Westminster debate highlights urgent need to improve eye care servicesPosted: Wednesday 12 January 2022 at 14:59
A debate in Westminster this week has highlighted the need to improve eye services in the UK and stop people from needlessly losing their sight.
The event focussed on the pressures faced by hospital ophthalmology services, which is now the busiest outpatient specialty in the NHS, with 7.9 million attendances in 2019/20.
This demand is putting pressure on services and leading to long waiting times.
Jim Shannon, Democratic Unionist Party spokesperson for Health and Social Care secured the Westminster Hall debate following problems with delays for patients with age-related macular degeneration (AMD) in his own constituency. He said the COVID-19 pandemic had only exacerbated issues and that it was ‘vital’ to tackle the capacity crisis.
Talking to MPs he said: “Sight loss is widespread, and its implications are significant for the NHS, for the public purse, but most importantly for patients whose lives will be irrevocably altered by a diagnosis such as macular disease.
“Timely access to appropriate treatment can quite simply be the difference between someone losing their sight or keeping it. It is therefore vital that we do all we can to ensure every patient can get the treatment they need, when they need it.”
The event followed the Westminster Eye Health Day in October and was the next in a series of activity to promote and champion eye health amongst Parliamentarians and policy makers. It was organised as part of The Eyes Have It, a partnership of Roche, the Macular Society and Fight for Sight.
Several Parliamentarians spoke at the event to raise issues in their constituencies with access to eye care services. This included Lia Nici, MP for Great Grimsby, who shared her own personal experience of living with macular disease after being diagnosed 20 years ago.
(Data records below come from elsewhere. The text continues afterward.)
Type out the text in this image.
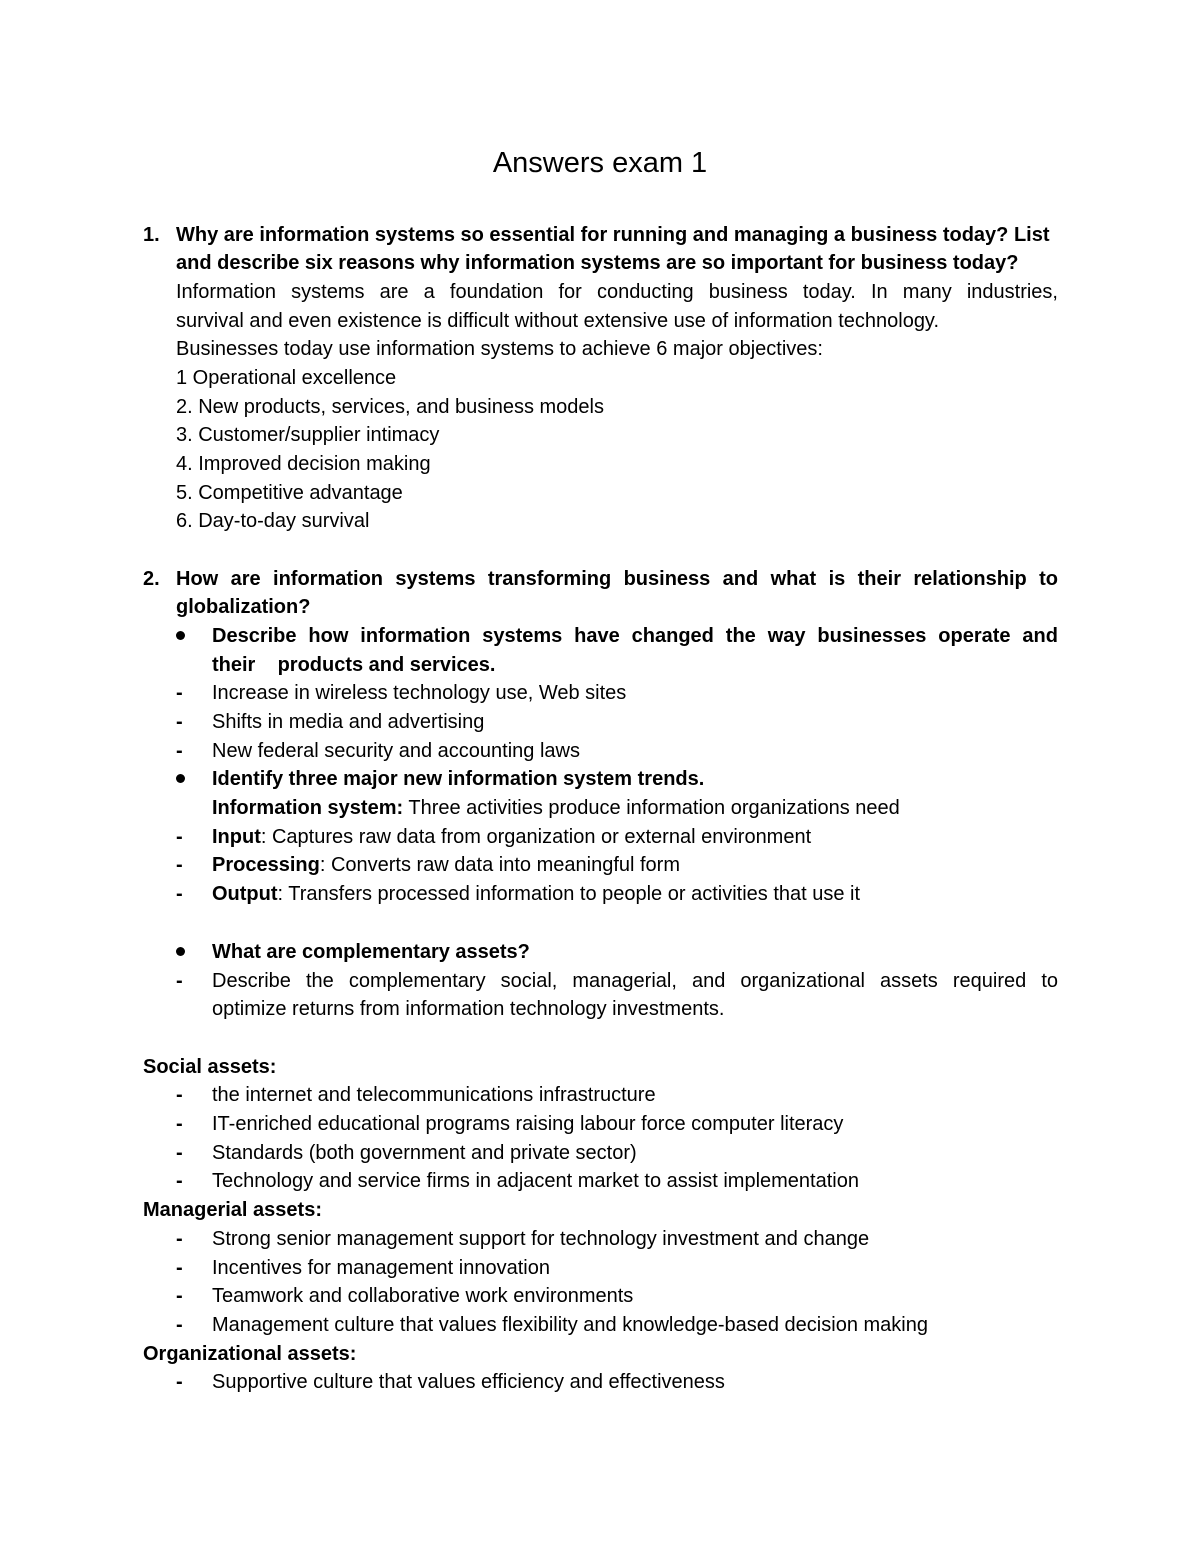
Answers exam 1
1. Why are information systems so essential for running and managing a business today? List
and describe six reasons why information systems are so important for business today?
Information systems are a foundation for conducting business today. In many industries,
survival and even existence is difficult without extensive use of information technology.
Businesses today use information systems to achieve 6 major objectives:
1 Operational excellence
2. New products, services, and business models
3. Customer/supplier intimacy
4. Improved decision making
5. Competitive advantage
6. Day-to-day survival
2. How are information systems transforming business and what is their relationship to
globalization?
Describe how information systems have changed the way businesses operate and
their    products and services.
- Increase in wireless technology use, Web sites
- Shifts in media and advertising
- New federal security and accounting laws
Identify three major new information system trends.
Information system: Three activities produce information organizations need
- Input: Captures raw data from organization or external environment
- Processing: Converts raw data into meaningful form
- Output: Transfers processed information to people or activities that use it
What are complementary assets?
- Describe the complementary social, managerial, and organizational assets required to
optimize returns from information technology investments.
Social assets:
- the internet and telecommunications infrastructure
- IT-enriched educational programs raising labour force computer literacy
- Standards (both government and private sector)
- Technology and service firms in adjacent market to assist implementation
Managerial assets:
- Strong senior management support for technology investment and change
- Incentives for management innovation
- Teamwork and collaborative work environments
- Management culture that values flexibility and knowledge-based decision making
Organizational assets:
- Supportive culture that values efficiency and effectiveness
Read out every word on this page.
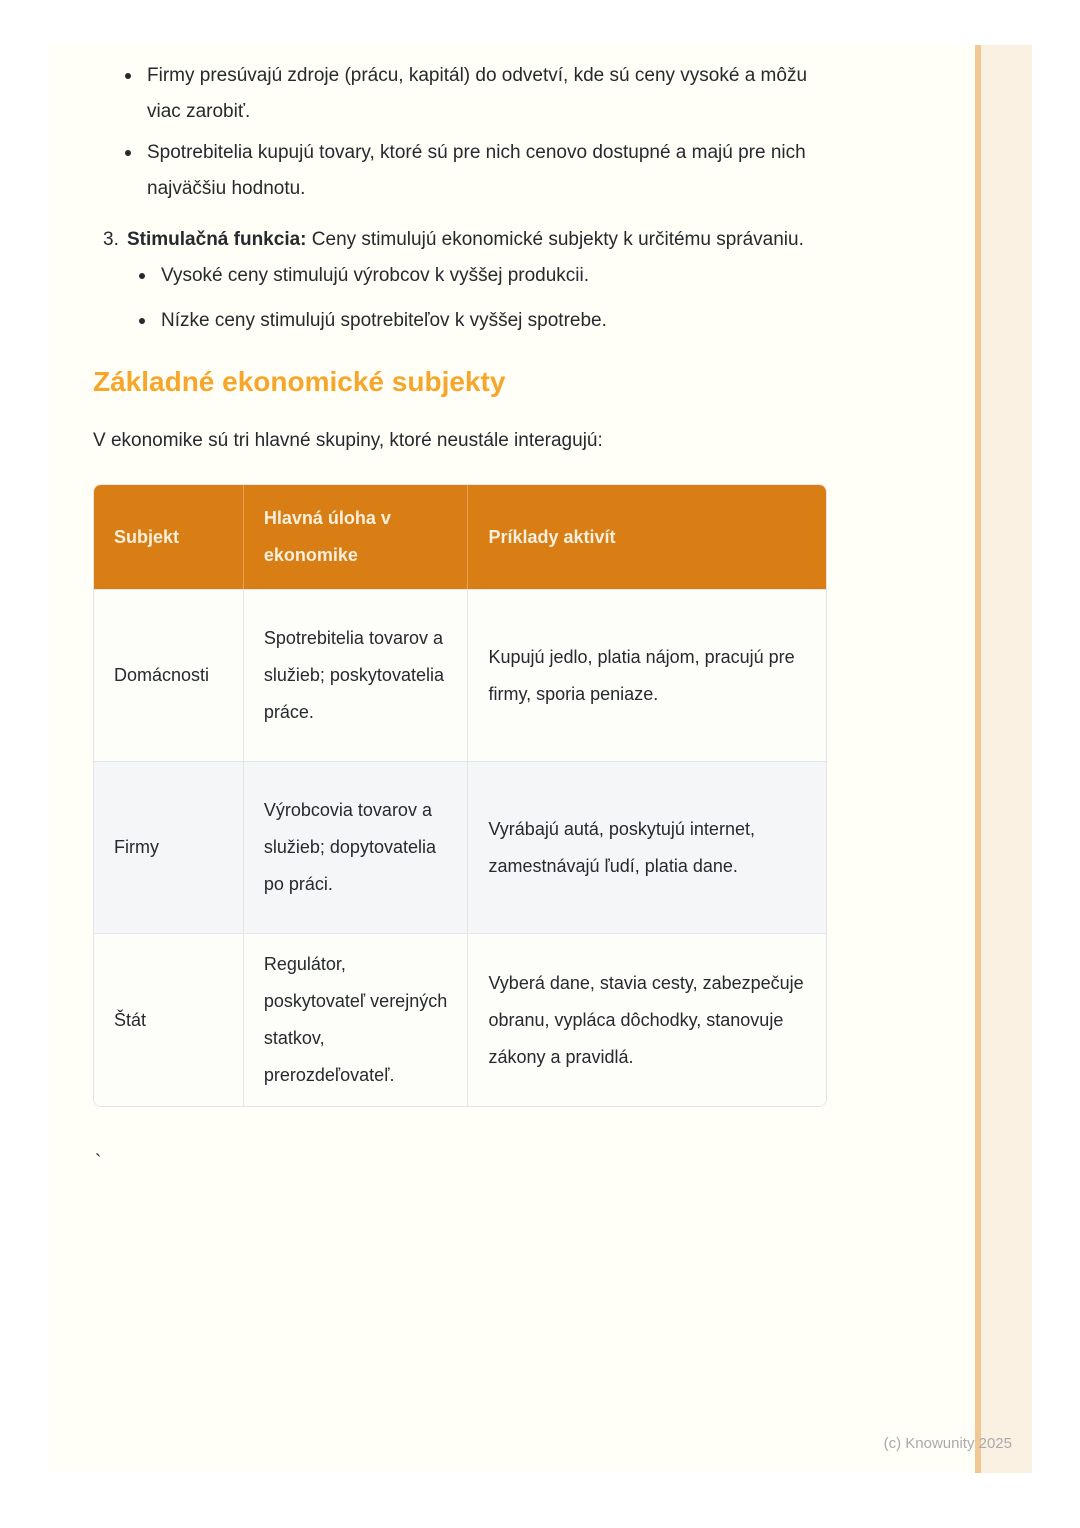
Firmy presúvajú zdroje (prácu, kapitál) do odvetví, kde sú ceny vysoké a môžu viac zarobiť.
Spotrebitelia kupujú tovary, ktoré sú pre nich cenovo dostupné a majú pre nich najväčšiu hodnotu.
3. Stimulačná funkcia: Ceny stimulujú ekonomické subjekty k určitému správaniu.
Vysoké ceny stimulujú výrobcov k vyššej produkcii.
Nízke ceny stimulujú spotrebiteľov k vyššej spotrebe.
Základné ekonomické subjekty

V ekonomike sú tri hlavné skupiny, ktoré neustále interagujú:

Subjekt	Hlavná úloha v ekonomike	Príklady aktivít
Domácnosti	Spotrebitelia tovarov a služieb; poskytovatelia práce.	Kupujú jedlo, platia nájom, pracujú pre firmy, sporia peniaze.
Firmy	Výrobcovia tovarov a služieb; dopytovatelia po práci.	Vyrábajú autá, poskytujú internet, zamestnávajú ľudí, platia dane.
Štát	Regulátor, poskytovateľ verejných statkov, prerozdeľovateľ.	Vyberá dane, stavia cesty, zabezpečuje obranu, vypláca dôchodky, stanovuje zákony a pravidlá.
`
(c) Knowunity 2025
She was also keen to highlight the importance of regular sight checks.
She said: "It's going to your optician regularly which actually spots these issues and, in particular with the retina, speed is of the ultimate importance. For me, I went to the optician because when I was reading I noticed that the lines of the page of the book had a dip in them."
Lia Nici praised her local ophthalmology team at Diana, Princess of Wales Hospital in Grimsby and talked how she received 11 injections to save her sight.
"If that treatment hadn't been available I would have been registered blind now," she said. "The effect of those injections meant my eyes improved five lines on the acuity test."
Jim Shannon welcomed the Government’s plans to recruit a National Clinical Director for Eye Care, which were announced in November, but called on the minister for primary care and patient safety, Maria Caulfield, to appoint this role as a ‘matter of urgency’.
He said: “hope that this role will provide much needed leadership, and drive forward the transformation of NHS eye care services, including improving integration, making better use of data, and building the workforce, which is essential to provide high quality care, which will in turn deliver better outcomes for patients.”
Westminster Hall debates give MPs an opportunity to raise local or national issues and receive a response from a Government minister.
The Macular Society, alongside Roche and Fight for Sight, will be continuing discussions with Parliamentarians and policy makers to improve NHS eye care services and prevent avoidable sight loss.